Pain Management Strategy

• Avoid NSAIDs if possible due to potential for easy bruising in connective tissue disorders 4
• Consider gabapentin or pregabalin for neuropathic-type pain, which is common in hypermobility syndromes 4
• Low-dose tricyclic antidepressants (amitriptyline 10-25 mg at bedtime) may address both pain and POTS-related sleep disturbance 6

POTS-Specific Pharmacotherapy (If Non-Pharmacologic Measures Insufficient)
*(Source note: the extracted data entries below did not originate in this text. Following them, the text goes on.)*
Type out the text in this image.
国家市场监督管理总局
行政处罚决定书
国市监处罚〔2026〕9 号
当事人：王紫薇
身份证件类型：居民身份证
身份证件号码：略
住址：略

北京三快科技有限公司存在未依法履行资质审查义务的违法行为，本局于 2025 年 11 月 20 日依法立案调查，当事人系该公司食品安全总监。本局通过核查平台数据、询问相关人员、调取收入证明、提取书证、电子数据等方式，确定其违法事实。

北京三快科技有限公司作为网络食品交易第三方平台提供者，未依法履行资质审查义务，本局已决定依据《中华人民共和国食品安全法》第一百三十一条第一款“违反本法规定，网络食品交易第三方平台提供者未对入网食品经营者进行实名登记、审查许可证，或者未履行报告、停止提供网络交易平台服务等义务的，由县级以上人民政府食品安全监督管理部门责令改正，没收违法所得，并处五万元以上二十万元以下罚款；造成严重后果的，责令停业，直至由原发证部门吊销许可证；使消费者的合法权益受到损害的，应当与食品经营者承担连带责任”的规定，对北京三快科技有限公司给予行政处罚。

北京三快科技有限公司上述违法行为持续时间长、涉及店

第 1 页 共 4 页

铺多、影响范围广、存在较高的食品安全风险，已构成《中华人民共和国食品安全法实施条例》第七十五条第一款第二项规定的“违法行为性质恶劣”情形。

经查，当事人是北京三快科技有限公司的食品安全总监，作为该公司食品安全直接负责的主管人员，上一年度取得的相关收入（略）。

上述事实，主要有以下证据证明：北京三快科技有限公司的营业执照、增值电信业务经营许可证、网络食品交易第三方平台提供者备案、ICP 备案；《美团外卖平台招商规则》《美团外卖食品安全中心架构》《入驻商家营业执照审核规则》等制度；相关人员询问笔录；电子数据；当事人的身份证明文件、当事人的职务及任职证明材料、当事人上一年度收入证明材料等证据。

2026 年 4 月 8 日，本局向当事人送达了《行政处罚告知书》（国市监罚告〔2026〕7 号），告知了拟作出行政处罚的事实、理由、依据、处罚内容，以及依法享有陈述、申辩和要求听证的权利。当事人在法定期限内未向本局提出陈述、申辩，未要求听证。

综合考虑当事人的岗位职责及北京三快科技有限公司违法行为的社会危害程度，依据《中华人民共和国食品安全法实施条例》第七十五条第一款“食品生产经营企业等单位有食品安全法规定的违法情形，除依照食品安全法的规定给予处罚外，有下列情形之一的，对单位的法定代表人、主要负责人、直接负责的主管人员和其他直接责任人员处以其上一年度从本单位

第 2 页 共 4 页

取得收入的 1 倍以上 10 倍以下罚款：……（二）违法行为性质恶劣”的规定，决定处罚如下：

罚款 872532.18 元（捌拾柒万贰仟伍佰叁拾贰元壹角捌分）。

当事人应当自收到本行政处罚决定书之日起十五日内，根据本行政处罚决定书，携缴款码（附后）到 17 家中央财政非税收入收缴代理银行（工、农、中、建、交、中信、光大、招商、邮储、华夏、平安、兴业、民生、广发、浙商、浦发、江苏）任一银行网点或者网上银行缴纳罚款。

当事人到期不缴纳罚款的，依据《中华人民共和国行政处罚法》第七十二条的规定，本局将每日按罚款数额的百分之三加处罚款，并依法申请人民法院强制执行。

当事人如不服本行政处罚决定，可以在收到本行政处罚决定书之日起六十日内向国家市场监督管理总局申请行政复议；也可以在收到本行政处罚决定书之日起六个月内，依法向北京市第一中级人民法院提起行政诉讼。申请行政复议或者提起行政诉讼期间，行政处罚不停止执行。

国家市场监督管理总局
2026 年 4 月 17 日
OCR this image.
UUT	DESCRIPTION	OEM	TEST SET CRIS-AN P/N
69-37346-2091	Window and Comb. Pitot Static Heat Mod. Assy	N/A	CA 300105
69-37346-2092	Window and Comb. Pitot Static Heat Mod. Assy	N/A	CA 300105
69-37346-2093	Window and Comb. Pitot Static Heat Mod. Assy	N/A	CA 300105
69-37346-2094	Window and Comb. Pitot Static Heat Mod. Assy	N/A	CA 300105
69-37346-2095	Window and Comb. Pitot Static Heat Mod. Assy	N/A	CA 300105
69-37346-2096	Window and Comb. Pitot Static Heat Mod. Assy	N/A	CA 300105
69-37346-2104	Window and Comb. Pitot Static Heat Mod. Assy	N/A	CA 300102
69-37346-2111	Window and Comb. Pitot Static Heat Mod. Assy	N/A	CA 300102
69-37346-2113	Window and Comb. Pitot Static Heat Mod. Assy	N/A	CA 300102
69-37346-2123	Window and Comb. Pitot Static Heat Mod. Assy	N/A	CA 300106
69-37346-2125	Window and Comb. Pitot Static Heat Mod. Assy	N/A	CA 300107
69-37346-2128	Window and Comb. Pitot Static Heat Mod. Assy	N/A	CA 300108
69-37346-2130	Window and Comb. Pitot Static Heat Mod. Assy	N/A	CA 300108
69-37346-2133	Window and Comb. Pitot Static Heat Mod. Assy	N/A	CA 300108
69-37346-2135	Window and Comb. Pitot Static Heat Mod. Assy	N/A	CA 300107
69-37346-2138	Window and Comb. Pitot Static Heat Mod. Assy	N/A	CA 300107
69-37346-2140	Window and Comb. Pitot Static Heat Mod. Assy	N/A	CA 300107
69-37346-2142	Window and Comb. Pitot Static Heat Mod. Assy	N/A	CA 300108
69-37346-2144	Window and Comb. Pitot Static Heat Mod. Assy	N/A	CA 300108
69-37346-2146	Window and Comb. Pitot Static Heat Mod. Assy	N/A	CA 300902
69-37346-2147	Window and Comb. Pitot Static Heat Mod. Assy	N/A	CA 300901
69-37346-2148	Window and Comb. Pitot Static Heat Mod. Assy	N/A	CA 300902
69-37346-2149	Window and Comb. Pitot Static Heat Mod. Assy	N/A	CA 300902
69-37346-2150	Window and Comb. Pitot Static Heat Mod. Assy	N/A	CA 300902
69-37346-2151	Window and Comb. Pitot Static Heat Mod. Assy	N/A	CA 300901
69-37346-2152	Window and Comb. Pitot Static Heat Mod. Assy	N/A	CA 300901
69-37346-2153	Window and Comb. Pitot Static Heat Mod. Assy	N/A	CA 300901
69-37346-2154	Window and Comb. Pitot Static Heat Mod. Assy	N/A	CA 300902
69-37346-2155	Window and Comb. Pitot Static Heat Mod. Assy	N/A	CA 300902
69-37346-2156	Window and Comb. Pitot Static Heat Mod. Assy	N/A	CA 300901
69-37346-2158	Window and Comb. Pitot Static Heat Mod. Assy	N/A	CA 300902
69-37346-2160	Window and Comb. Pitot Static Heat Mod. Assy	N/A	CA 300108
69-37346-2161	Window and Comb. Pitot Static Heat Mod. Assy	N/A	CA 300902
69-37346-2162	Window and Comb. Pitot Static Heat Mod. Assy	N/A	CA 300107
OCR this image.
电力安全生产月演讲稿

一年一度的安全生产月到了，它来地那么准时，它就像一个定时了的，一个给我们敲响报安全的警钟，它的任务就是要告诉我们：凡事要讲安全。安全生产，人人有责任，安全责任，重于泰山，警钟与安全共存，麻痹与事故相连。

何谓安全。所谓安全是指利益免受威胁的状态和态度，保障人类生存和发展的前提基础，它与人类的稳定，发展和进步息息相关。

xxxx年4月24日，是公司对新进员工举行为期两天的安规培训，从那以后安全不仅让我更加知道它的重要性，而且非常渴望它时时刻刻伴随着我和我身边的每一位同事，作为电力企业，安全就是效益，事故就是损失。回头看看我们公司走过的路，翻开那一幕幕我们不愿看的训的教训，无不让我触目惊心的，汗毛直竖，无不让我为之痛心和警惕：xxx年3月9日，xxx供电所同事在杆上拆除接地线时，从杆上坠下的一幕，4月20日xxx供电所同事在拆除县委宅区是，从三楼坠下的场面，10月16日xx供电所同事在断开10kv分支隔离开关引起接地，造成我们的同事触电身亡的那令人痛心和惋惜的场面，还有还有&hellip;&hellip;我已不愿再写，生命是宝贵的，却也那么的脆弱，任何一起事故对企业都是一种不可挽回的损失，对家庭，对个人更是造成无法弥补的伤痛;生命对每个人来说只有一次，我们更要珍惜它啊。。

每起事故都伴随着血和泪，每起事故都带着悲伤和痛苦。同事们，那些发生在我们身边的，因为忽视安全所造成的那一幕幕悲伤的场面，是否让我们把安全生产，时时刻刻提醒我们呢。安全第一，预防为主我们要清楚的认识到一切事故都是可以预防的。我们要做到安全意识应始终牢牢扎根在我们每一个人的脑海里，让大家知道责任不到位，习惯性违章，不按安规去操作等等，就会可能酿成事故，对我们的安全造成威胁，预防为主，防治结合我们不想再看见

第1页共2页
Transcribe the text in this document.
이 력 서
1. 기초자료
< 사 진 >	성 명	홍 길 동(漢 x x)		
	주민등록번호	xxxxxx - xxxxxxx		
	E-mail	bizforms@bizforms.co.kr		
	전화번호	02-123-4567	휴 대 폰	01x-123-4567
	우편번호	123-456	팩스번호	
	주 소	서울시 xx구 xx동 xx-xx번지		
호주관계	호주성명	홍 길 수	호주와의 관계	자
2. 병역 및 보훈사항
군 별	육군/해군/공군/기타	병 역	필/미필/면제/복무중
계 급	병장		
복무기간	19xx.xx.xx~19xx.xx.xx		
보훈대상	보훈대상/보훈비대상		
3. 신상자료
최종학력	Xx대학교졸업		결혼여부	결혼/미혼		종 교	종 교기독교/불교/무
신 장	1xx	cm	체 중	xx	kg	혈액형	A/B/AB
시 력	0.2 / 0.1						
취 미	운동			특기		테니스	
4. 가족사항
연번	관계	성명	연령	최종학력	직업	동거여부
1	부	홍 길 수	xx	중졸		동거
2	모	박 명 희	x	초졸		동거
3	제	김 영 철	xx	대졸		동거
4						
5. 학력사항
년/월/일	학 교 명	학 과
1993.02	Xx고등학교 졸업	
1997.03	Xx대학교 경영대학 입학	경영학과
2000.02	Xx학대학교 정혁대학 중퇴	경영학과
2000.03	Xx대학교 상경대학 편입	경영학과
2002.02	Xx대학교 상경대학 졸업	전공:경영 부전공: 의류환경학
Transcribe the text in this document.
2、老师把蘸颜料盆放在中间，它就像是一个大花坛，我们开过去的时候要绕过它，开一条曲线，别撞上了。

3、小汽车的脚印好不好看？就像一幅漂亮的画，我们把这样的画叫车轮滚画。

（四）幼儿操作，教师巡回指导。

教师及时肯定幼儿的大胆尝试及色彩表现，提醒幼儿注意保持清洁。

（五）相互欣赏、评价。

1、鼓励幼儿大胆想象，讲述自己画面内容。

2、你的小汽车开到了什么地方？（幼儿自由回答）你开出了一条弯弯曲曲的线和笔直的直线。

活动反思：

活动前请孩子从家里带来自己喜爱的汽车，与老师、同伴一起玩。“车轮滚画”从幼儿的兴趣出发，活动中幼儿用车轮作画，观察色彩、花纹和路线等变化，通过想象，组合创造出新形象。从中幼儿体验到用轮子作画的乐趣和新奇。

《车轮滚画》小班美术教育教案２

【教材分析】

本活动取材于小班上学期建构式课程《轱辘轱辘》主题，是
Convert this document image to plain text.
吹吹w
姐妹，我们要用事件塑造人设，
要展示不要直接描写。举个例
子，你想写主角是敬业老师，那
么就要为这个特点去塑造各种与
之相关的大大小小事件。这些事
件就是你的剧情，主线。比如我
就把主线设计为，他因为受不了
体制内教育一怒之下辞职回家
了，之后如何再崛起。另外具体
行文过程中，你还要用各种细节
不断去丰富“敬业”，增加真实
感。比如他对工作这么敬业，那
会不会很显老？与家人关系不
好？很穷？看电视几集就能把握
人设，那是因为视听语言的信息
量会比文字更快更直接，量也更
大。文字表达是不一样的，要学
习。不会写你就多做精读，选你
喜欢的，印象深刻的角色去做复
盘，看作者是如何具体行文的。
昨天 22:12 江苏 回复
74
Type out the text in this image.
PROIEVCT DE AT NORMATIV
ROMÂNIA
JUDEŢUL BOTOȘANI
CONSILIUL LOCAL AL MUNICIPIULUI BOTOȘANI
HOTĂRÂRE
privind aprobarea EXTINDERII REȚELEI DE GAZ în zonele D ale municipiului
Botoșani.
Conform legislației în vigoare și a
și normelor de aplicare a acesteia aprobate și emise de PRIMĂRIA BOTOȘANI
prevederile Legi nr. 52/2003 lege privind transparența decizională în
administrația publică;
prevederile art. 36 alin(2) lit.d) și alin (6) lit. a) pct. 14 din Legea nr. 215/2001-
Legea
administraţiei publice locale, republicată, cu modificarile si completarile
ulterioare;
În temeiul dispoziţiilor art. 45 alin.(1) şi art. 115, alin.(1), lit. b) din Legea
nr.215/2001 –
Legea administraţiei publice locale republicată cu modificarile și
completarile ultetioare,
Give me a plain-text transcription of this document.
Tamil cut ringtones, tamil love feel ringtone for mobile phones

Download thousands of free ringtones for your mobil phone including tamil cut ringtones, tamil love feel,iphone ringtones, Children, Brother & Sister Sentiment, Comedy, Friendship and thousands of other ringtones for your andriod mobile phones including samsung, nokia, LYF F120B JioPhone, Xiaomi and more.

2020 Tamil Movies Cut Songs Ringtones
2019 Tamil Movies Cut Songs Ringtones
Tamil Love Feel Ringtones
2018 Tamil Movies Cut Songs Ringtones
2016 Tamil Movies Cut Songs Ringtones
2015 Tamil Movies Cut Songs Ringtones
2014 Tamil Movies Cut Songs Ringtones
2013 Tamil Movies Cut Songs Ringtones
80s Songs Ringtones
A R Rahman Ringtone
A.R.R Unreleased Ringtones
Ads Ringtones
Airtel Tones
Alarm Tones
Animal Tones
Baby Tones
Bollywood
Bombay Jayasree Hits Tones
• Beta-blockers (propranolol 10-20 mg twice daily, titrated) if hyperadrenergic features predominate 6, 5
• Midodrine (2.5-10 mg three times daily) for neuropathic POTS with inadequate vasoconstriction 6, 5
• Fludrocortisone (0.1-0.2 mg daily) for hypovolemic POTS phenotype 6, 5

Critical Diagnostic Pitfalls to Avoid

• Do not dismiss pain as "just anxiety" or malingering in POTS patients—musculoskeletal symptoms are real and often indicate underlying hypermobility 4, 2
• Avoid extensive imaging for pain without clear trauma history, as hypermobility-related pain is typically functional rather than structural 4
• Do not order broad autoimmune or food allergy panels without specific clinical indication, as false positives complicate management 3
• Recognize that mast cell activation testing should be reserved for patients with multisystem allergic-type symptoms, not routine POTS evaluation 3

Multidisciplinary Coordination

• Establish care with a primary physician experienced in autonomic disorders for ongoing POTS management 7
• Refer to physical medicine/rehabilitation for structured exercise program and bracing if needed 4
• Consider genetics referral if clinical features strongly suggest Ehlers-Danlos syndrome for formal classification and family counseling 4, 2
• Screen for mental health comorbidities (depression, anxiety) which are common and require targeted treatment 1, 3

Special Perioperative Considerations

If any surgical intervention becomes necessary, be aware that POTS patients with hypermobility require specialized anesthesia planning due to increased risk of complications including dysautonomia during anesthesia, excessive bleeding from tissue fragility, and poor wound healing 4.